Auch im Sommer 2011 ist das Bild gemischt. Der überdurchschnittliche Zuwachs bei bestimmten Kompaktmodellen ist unverkennbar. Aber er wird nicht allein vom Trend zum kleineren Auto getrieben. Zu einem Gutteil stiegen die Käufer von japanischen Kompaktwagen, deren Nachschub unter dem Erdbeben litt, auf amerikanische Modelle derselben Größe um. Die Verkäufe von Toyota gingen um 12,7 Prozent zurück, die von Honda um 24,3 Prozent. Der größte Einzelverlierer war der Toyota Corolla mit minus 19 Prozent.

Insgesamt ist die F-Reihe der Pick-ups von Ford weiter das mit Abstand meistverkaufte Serienmodell in den USA (48 795 verkaufte Exemplare im August 2011). Es folgen der Chevrolet Silverado (36 832), ebenfalls ein Pickup, und dann erst zwei Pkw, beides Autos der oberen Mittelklasse, der Toyota Camry (30 185) und der Nissan Altima (23 016).
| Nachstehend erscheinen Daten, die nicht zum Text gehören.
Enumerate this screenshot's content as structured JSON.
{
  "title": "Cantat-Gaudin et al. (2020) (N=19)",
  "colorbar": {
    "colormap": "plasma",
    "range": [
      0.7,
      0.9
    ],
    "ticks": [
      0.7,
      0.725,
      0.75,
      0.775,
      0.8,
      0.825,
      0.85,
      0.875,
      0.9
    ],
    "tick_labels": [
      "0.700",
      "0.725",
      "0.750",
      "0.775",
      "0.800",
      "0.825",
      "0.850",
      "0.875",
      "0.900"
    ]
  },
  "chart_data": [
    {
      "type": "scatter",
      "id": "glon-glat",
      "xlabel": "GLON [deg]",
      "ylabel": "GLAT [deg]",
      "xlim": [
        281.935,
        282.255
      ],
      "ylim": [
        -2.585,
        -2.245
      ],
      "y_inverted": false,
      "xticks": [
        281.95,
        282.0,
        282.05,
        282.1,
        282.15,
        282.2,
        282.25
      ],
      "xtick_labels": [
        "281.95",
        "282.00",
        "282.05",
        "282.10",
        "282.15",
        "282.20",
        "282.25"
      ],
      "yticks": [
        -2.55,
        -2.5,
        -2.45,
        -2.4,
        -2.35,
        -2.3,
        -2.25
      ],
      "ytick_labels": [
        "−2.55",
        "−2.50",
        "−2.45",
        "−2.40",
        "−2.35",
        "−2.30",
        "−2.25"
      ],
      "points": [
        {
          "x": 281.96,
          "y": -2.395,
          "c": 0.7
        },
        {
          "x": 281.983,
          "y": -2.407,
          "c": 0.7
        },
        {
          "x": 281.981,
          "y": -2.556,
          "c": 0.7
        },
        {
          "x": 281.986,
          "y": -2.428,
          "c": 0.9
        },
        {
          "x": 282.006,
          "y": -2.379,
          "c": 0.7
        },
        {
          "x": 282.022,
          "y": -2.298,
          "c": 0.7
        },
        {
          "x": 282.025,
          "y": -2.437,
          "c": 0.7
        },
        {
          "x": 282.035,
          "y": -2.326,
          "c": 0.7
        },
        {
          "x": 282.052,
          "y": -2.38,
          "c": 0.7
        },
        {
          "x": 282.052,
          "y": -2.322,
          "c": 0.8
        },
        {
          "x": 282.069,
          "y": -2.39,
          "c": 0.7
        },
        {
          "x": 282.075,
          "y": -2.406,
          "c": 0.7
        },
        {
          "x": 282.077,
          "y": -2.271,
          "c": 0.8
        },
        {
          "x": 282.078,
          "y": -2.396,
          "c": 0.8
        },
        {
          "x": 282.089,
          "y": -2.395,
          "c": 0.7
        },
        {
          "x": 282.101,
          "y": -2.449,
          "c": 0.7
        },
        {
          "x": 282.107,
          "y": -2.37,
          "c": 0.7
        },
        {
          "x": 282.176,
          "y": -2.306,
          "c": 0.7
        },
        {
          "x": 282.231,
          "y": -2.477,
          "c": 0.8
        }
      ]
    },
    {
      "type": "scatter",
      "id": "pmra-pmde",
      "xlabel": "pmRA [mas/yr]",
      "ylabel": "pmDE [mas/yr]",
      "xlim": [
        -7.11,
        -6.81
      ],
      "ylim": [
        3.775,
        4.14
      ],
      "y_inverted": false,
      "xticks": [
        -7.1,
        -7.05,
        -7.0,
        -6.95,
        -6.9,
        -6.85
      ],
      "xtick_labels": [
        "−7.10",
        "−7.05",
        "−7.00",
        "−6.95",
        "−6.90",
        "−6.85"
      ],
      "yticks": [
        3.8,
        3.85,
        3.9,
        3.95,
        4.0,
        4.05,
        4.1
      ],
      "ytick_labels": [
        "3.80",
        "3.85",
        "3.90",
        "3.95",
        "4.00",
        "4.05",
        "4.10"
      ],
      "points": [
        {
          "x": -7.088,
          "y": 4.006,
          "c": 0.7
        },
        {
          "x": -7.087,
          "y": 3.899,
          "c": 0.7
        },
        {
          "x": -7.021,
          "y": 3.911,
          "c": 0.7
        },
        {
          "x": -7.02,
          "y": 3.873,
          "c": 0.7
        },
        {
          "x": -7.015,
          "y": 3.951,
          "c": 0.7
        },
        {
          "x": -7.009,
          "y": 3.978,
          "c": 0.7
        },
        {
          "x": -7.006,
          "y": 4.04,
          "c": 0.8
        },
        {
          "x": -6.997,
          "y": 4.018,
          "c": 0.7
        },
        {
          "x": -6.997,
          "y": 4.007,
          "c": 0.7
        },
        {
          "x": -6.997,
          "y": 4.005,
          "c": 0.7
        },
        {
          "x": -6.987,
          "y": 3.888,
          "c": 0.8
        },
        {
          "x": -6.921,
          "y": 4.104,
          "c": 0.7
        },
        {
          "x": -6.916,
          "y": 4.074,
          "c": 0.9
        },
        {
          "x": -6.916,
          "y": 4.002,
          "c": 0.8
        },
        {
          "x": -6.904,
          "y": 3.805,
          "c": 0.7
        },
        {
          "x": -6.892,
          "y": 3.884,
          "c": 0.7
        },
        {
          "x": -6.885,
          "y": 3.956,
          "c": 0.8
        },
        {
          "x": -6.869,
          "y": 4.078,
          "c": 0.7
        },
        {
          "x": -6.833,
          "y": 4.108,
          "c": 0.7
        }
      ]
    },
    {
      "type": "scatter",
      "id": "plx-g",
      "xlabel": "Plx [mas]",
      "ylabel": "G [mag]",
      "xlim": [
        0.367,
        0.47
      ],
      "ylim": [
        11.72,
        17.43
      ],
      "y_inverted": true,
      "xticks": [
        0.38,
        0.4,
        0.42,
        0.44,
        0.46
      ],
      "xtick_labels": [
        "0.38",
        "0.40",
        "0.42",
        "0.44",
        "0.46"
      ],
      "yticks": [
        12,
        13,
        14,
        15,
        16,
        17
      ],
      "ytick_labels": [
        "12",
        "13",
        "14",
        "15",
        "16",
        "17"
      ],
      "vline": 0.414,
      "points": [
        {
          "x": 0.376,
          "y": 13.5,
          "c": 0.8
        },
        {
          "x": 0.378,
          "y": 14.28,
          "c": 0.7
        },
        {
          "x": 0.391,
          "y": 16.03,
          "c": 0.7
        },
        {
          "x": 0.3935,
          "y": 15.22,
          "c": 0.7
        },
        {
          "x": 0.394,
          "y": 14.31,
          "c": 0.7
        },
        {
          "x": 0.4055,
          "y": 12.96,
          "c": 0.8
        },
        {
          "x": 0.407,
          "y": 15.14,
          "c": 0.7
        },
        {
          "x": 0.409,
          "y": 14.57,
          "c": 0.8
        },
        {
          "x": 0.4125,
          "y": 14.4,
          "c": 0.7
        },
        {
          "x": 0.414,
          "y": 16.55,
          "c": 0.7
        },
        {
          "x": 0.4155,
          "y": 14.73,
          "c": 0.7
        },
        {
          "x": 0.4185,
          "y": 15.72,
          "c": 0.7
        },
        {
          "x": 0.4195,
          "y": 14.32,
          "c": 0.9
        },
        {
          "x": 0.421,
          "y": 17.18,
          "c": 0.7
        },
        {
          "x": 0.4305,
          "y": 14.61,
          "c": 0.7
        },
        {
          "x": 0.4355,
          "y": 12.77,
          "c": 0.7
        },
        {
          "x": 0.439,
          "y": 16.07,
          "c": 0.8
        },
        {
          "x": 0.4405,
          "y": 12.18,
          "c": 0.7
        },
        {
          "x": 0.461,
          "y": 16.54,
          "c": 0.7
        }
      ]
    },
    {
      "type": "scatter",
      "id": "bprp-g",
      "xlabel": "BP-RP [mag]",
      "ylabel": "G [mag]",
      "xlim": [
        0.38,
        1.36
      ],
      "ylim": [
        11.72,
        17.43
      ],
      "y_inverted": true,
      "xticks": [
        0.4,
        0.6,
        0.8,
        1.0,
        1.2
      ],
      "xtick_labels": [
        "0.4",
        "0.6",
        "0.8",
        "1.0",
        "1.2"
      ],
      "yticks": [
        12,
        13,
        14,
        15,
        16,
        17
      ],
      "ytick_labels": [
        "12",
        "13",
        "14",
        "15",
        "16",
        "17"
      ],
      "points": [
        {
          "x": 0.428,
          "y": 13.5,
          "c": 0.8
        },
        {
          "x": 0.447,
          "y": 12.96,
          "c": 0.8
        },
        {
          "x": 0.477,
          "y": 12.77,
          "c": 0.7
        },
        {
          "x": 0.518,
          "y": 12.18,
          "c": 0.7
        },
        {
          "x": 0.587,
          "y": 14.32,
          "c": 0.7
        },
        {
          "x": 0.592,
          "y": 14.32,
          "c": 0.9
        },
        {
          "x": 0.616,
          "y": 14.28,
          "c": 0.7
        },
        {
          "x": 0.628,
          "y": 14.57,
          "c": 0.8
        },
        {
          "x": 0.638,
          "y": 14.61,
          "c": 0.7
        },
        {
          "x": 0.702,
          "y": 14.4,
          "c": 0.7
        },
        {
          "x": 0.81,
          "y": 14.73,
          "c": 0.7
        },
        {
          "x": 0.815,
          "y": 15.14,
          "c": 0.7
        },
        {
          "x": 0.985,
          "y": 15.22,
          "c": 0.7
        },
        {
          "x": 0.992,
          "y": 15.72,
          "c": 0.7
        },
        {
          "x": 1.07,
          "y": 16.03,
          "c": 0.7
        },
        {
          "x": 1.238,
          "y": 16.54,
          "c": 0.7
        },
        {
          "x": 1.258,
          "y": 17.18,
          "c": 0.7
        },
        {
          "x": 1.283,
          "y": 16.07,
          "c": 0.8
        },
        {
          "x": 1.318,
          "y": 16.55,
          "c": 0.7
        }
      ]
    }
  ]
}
Unter den dreizehn meistverkauften Modellen ist nur ein einziger Kompaktwagen, der Chevrolet Cruze auf Platz 5 mit 21 087 Exemplaren. Bei Chrysler verzeichnete der Jeep mit plus 58 Prozent den höchsten Zuwachs, auch das kein Spritsparer.

Dennoch: Die Geschmäcker in den USA wandeln sich. Kleinwagen europäischer Anbieter wie der Fiat 500 oder der Smart werden zum Gesprächsthema. Der Mini von BMW und der Beetle von Volkswagen haben nach wie vor Kultcharakter. Aber es dauert, bis sich die Faszination im Kaufverhalten der Masse niederschlägt. Es hat seinen Grund, dass Mercedes die A- und die B-Klasse in den USA nicht anbietet, sondern mit der C-Klasse einsteigt. Und dass Volkswagen sich zwar am Erfolg des Jetta erfreut (14 500 verkaufte Exemplare im August, plus 35,9 Prozent gegenüber dem Vorjahr), nun aber eine US-Variante des größeren Passat zum Verkaufsschlager machen will.

Das Interesse der Konzerne an einem Kleinwagen-Boom ist begrenzt. Mit größeren Modellen lässt sich leichter Geld verdienen. Damit Chevrolet sein neues Kleinstmodell Sonic überhaupt in den USA produzieren kann, musste die Autogewerkschaft einem Billiglohnmodell zustimmen, das 40 Prozent unter dem Normaltarif liegt. Die Lohnstunde kostet immer noch doppelt so viel, wie Ford bei der Fiesta-Produktion in Mexiko zahlt.